Build your own healthy germ (and eat it!) – Let kids play with their food by building their own germ out of healthy snack items. Raisins for eyes, pretzels for arms, you get the idea. Don’t forget to wash your hands first!

Get Cultured

Experiment by growing your own petri dish bacteria, complete with googly eyes. This activity is not for the faint of heart – but it is a great learning opportunity on why handwashing is so important in preventing the spread of diseases. (Mixture below enough for 2 petri dishes)

Materials:

  • Microwave-safe container
  • ½ teaspoon agar
  • ¼ cup of hot water
  • Petri dish

Steps:

  1. Grab a clean, microwave–safe container and add the water. Microwave until water is boiling. Stir in the agar and mix well.
  2. Microwave dish with mixture on high for 3 minutes to completely dissolve agar.
  3. CAUTION: Adult supervision is required to perform these steps- mixture will be HOT. The mixture should be clear with no particles.
  4. Remove mixture and let cool for 3 to 5 minutes.
  5. Take lid off the Petri dish (the lid is larger than the dish) and carefully cover the bottom half of the Petri dish with warm agar mixture.
  6. Set lid ajar so excess moisture can escape. Allow mixture to cool and harden for at least 1 hour. In a time crunch or needing to fill an Amazon order?  Check out these premade agar petri dishes.
  7. Collect some bacteria! Use the end of a damped cotton swab and gently squiggle over surfaces you want to test. Roll the swab in between your fingers so that you are covering the whole swab – goal: visible ick. Take the icky swab and squiggle a line in the Petri dish, rolling the whole swab throughout. Do not turn the dish upside down. Place the lid and make sure to label the dish so you know what’s what. A few extra goober items to try? A phone or tablet case, or the family remote control. Gasp! Remember, you MUST use clean cotton swabs for each sample.
  8. Next, wash your hands and clean the remote, test again using the same method above.
  9. Over the next few days, watch the difference in growth between the dirty and clean swabs.
  10. When it’s looking a little too germy, dispose of the bags properly by sealing them in a zip-lock bag with a shot of bleach. DO NOT open the bag, ever. Like never-ever, and toss it in the trash.

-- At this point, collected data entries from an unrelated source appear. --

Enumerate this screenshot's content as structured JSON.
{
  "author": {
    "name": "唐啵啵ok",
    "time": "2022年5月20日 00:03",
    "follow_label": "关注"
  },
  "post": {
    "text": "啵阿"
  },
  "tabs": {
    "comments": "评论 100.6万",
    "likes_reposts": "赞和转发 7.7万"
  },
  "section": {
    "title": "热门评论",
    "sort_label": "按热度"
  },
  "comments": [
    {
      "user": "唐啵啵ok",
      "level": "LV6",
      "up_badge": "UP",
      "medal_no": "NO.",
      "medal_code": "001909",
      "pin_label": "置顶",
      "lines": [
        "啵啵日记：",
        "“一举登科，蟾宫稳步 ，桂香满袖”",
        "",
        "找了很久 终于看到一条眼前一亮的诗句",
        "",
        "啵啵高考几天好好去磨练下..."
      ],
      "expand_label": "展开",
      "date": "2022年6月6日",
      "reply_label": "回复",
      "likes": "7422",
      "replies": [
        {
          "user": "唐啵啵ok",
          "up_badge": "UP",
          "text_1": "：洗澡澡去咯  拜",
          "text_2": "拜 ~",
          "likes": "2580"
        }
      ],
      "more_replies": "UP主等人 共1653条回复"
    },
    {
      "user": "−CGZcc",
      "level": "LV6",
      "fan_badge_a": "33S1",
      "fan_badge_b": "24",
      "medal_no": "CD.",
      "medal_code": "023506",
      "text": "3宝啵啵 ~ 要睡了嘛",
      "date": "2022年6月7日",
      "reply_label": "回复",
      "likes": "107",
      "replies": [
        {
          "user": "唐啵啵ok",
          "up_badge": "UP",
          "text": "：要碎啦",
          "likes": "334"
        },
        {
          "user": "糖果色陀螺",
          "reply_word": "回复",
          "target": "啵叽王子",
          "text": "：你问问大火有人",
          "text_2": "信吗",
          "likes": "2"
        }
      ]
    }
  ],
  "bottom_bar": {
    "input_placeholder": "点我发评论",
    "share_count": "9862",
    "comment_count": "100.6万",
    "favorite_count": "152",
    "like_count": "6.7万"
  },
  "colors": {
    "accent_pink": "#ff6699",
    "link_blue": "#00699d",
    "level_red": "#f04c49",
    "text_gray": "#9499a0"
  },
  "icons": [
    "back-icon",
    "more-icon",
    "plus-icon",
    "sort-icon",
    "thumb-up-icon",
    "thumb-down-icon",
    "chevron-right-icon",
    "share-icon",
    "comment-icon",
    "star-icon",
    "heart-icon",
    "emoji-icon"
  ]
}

“Get Down with the Sickness”

iTunes sample songs are about 20-25 seconds long. Let your kiddo pick out a song to sample (yes, even if it’s Baby Shark… again), washing their hands from the moment the sample song starts to when it finishes.

Date Night In Cuz You Can’t Go Out

Parents, we didn’t forget about you. Here is a list of infectious movies to check out after hours. Don’t forget the popcorn… and a blanket to hide under.

  • Contagion (2011)
  • Quarantine (2008)
  • I am Legend (2007)
  • The Host (2016)
  • 28 Days Later (2002)
  • 12 Monkeys (1995)
  • Outbreak (1995)

Family Clean Up Day

Blast some tunes, open some windows, and get wiping. Bonus, you can put your kids to work. Little tykes especially love making clean messes, so hand over the dustpan. Make sure heavy chemicals are used in well-ventilated areas and away from children. Clean forgotten items like the family remote, door handles, and frequently used electronics.

Don’t forget! The most important thing you can do is stay home if you’re feeling ill. If you’re concerned about your symptoms, contact a healthcare provider and get prescreened before coming in for testing. And wash your hands.